There was the fear, the fear that when Jesus came again, you would be found unworthy; that when Jesus called the redeemed to meet him in the clouds, you would be grounded, and left behind. There was a recent best selling series of novels based on that very scenario. The concept of a second coming before a period of tribulation is known as premillenial dispensationalism, and I even had a police sergeant ask me about it. I advised him not to vote for a president who believed in it.
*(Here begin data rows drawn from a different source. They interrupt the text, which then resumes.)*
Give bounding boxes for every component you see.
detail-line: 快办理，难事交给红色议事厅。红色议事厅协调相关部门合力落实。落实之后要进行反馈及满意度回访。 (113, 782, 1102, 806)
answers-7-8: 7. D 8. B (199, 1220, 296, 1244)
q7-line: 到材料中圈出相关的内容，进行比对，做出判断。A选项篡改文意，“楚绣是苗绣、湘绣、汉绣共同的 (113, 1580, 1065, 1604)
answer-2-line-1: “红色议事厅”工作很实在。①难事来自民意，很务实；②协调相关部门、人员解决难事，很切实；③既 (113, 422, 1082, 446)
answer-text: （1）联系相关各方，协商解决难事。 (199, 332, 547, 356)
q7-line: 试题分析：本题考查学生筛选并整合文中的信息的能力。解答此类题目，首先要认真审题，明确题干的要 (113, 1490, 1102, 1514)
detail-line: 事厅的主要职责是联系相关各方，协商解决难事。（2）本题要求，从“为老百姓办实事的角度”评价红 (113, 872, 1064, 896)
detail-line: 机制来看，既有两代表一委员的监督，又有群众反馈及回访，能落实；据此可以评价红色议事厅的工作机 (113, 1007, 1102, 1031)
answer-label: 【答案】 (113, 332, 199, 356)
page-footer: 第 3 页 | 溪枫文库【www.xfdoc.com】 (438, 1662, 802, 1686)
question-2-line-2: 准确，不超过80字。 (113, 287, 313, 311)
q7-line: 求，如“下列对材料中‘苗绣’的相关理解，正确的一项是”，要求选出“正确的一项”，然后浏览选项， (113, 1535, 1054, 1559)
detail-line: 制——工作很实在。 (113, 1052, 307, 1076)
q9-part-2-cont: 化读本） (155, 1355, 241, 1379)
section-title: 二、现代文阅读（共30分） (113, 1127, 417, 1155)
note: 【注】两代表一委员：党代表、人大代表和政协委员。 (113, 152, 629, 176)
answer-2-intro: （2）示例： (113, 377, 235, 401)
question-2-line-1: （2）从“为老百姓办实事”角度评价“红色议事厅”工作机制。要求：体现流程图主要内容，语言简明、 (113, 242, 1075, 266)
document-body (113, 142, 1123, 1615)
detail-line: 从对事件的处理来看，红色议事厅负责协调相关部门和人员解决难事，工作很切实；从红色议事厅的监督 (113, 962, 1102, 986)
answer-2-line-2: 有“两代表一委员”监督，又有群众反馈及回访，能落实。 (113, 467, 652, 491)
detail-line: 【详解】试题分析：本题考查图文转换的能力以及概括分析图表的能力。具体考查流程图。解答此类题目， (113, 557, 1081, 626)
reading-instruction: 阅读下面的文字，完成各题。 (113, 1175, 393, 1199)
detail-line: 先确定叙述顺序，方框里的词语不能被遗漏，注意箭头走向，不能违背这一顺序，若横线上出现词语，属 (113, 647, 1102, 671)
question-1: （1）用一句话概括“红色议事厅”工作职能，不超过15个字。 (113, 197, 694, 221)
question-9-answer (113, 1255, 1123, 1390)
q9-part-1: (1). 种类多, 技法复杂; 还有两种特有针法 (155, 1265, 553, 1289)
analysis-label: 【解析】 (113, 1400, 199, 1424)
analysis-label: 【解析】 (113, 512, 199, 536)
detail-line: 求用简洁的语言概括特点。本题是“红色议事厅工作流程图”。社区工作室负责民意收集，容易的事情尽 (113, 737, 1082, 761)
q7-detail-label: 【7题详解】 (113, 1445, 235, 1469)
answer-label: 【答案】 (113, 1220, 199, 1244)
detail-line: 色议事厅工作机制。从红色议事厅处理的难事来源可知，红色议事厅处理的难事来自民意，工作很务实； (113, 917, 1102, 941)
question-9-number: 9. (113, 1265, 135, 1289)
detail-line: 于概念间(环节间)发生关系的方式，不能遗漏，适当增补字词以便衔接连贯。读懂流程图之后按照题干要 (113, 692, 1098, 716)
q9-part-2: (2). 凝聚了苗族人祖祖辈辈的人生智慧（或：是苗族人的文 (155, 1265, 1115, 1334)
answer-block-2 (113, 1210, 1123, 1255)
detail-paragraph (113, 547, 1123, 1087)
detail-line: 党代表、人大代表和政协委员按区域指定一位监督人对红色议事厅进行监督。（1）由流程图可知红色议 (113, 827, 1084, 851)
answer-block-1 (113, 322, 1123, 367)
It’s only been during the last thirteen years or so that I realized that it really doesn’t matter when the rapture occurs, or even if it occurs at all as depicted in the apocalyptic books of the Bible. You know neither the day nor the hour. The people in the World Trade Center on that horrible day in 2001 did not know that they were about to be in the presence of God. The fact is, we are all one heart beat away from the rapture, and worrying about it will not add one moment to our span of life. What does it matter if we meet God at the end of all things, or at the end of our lives? The point is to be prepared, to live our lives in a way that however we meet the Lord, we are ready to meet him, so that we will “be blameless on the day of our Lord Jesus Christ,” as Paul wrote to the Corinthians.

What is comforting, what is encouraging about all this is that the Jesus who is coming at the end of all things is the same Jesus who came once before, the same Jesus who emptied himself and became human, the same Jesus who obediently suffered and died on a cross, for us. This same Jesus is coming back, to get us. And whether we meet him all at one time at the rapture, or one at a time at the natural end of our lives, we will be in the presence of the one who loves each one of us.

“Jesus is coming, and he’s coming for us.”